There are bright spots. Iran's per capita income has more than doubled since the revolution to $4,838 in 2018. Iran has more than 100,000 locally trained doctors and 18,000 medical centers, and it produces 95 percent of its own medicine, according to government statistics. Life expectancy is around 75, as opposed to about 57 before the revolution. Nearly every Iranian can read.
But for the average person, the only numbers they really care about are those at the cash register at neighborhood grocery stores.
"Unfortunately, high prices have become crippling for people," lawmaker Mohammad Reza Sabaghian said. "Some goods have seen up to a 200 percent increase in prices."
Staples like meat have grown more expensive. Lamb has reached to nearly $5 a pound, up from $3. Chicken is 70 cents a pound, up from 40 cents.
Analysts suspect part of the problem may be the U.S. sanctions. As the rial falls, livestock breeders likely want the hard currency they can get selling the meat in neighboring countries. Iran produces nearly 90 percent of its domestic demand for meat, but it imports related items like medicine and corn.
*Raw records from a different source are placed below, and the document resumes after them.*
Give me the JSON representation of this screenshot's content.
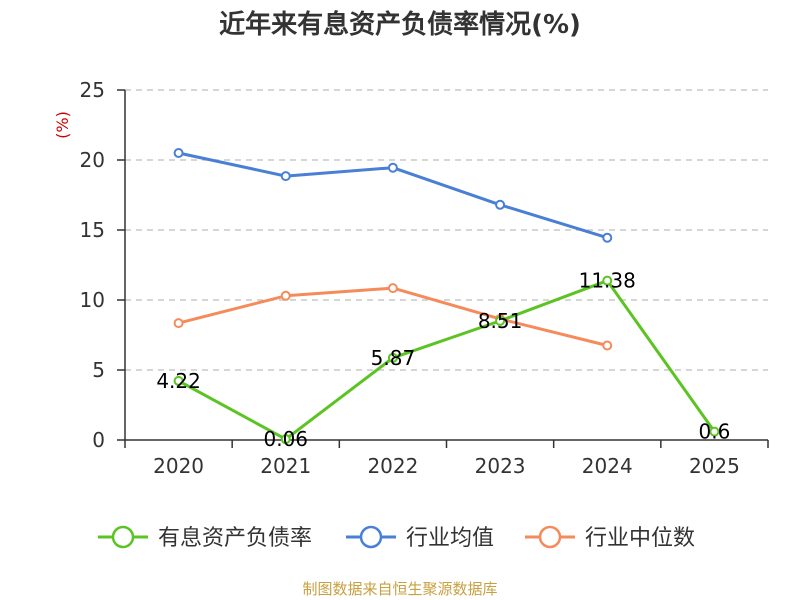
{
  "chart_data": {
    "type": "line",
    "title": "近年来有息资产负债率情况(%)",
    "y_unit": "(%)",
    "categories": [
      "2020",
      "2021",
      "2022",
      "2023",
      "2024",
      "2025"
    ],
    "ylim": [
      0,
      25
    ],
    "yticks": [
      0,
      5,
      10,
      15,
      20,
      25
    ],
    "grid": true,
    "legend_position": "bottom",
    "series": [
      {
        "name": "有息资产负债率",
        "color": "#5cc422",
        "values": [
          4.22,
          0.06,
          5.87,
          8.51,
          11.38,
          0.6
        ],
        "labels": [
          "4.22",
          "0.06",
          "5.87",
          "8.51",
          "11.38",
          "0.6"
        ]
      },
      {
        "name": "行业均值",
        "color": "#4a7fd6",
        "values": [
          20.5,
          18.85,
          19.45,
          16.8,
          14.45,
          null
        ]
      },
      {
        "name": "行业中位数",
        "color": "#f58a5a",
        "values": [
          8.35,
          10.3,
          10.85,
          8.65,
          6.75,
          null
        ]
      }
    ],
    "source": "制图数据来自恒生聚源数据库"
  }
}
The meat crisis has become a cudgel for government hard-liners who are eager to weaken the administration of President Hassan Rouhani, a relatively moderate cleric within the theocracy. State television repeatedly broadcasts stories about long lines at government-subsidized grocery stores, with those waiting criticizing Rouhani's administration.
"The bones of the people are shattering under pressure of poverty," said Kazem Sedighi, an adviser to Supreme Leader Ayatollah Ali Khamenei.
In a dig at Rouhani, Sedighi added: "Economic problems exist, but some officials are careless about the problems."
Part of Rouhani's problem is Washington and the sanctions it restored in November. Germany, France and Britain, which have worked to preserve the nuclear deal, announced earlier this month that they have established a new system so their companies can continue trading with Iran without incurring U.S. penalties for doing so.
However, that system has yet to come into effect, and the strains on Iran are clear. Efforts to import government-subsidized meat from abroad through the military saw a cargo plane crash in January, killing 15 people.
Yet the lines at stores continue daily.
"Every day, the radio and TV are reporting about the trial of those officials who took public funds for themselves, but there's no change in our life," said Assad Azari, a 63-year-old retired teacher and father of three waiting in line. "We poor people shouldn't have to wait hours for two kilos (4.4 pounds) of budget meat."